Hello
I am writing to report an issue with the Slurmctld process on our RHEL 9 (Rocky Linux) .
Twice in the past 5 days, the Slurmctld process has encountered an error that resulted in the service stopping. The error message displayed was "double free or corruption (out)". This error has caused significant disruption to our jobs, and we are concerned about its recurrence.

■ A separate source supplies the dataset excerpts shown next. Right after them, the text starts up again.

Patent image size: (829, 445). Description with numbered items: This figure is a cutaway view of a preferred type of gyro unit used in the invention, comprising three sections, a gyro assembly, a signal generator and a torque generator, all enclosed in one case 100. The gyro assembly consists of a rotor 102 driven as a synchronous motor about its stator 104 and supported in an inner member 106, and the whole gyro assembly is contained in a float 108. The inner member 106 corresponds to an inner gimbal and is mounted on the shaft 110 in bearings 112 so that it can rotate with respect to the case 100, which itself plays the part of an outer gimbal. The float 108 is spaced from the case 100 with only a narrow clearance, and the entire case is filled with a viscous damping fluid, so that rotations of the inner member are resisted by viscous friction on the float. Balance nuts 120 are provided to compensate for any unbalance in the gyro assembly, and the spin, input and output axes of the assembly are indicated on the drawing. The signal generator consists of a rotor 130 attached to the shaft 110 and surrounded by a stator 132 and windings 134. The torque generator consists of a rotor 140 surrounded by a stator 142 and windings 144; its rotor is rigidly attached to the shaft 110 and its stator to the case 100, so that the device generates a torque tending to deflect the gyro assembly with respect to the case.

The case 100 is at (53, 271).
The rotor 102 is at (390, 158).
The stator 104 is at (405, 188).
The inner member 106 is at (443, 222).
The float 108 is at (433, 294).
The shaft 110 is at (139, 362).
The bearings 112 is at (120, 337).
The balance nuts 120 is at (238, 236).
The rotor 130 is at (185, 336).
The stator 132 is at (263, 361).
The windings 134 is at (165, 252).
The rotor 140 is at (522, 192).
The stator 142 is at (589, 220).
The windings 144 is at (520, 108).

We have tried troubleshooting the issue, but we have not been able to identify the root cause of the problem. We would appreciate any assistance or guidance you can provide to help us resolve this issue.
Please let us know if you need any additional information or if there are any specific steps we should take to diagnose the problem further.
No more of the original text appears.